Introduction

Bokbok is a toolkit for exposing and consuming APIs between processes. It supports: * TCP or UNIX-domain sockets. * Optional encryption and authentication (with pre-shared keys). * Multithreading over a single connection: multiple threads may make requests via the same connection, and multiple request handlers can be running at once in their own threads. * Connections are symmetrical once established: either side may invoke the other side's API at any time, "client" and "server" are just a matter of who sat passively waiting for a connection and who initiated it.

Usage

$ chicken-install bokbok

Concepts

Creating connections

A server is created by start-server, given an address to bind to (IPv4 or UNIX socket). When connections come in, an "open handler" is notified of the new connection. The server can be asked to terminate with stop-server!. You can block until it's died with wait-until-server-stopped. A client is created by calling open-connection, given an address to connect to, and creates a connection.

Using connections

Once connection setup is complete, connections are the same for both client and server; that distinction is purely a matter of who created the connection.

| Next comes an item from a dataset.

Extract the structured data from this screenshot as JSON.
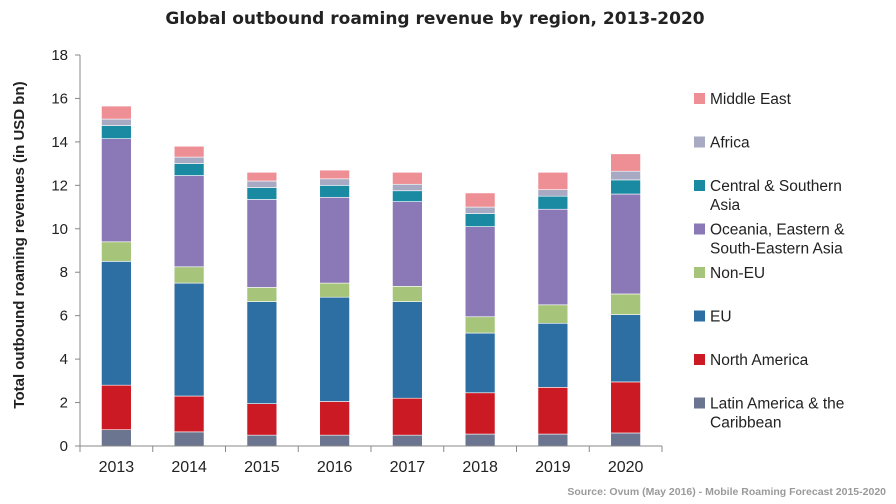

Both sides can call request! to send a request to the other side or close-connection! to close the connection - and both sides have a request handler and a close handler ready to handle those cases. Normally the "client" calls close-connection!, but that's just convention.

Encryption

If a username and key (which can be generated from a string by calling passphrase->key is given when open-connection is called, then the connection is opened as an encrypted connection. It won't work very well if the wrong key for that username is provided, or the username is unknown on the server. If a server is started in encrypted mode, a key lookup function must be provided. When a connection comes in, the username provided by the client is passed to the key lookup function, which must either return a key or #f if the user is not allowed to connect. If the key returend matches the one the user provides, the connection will succeed and be encrypted. A random session key is actually used for encryption, chosen by the client; the user's key is used to encrypt the session key for transmission to the server, then discarded.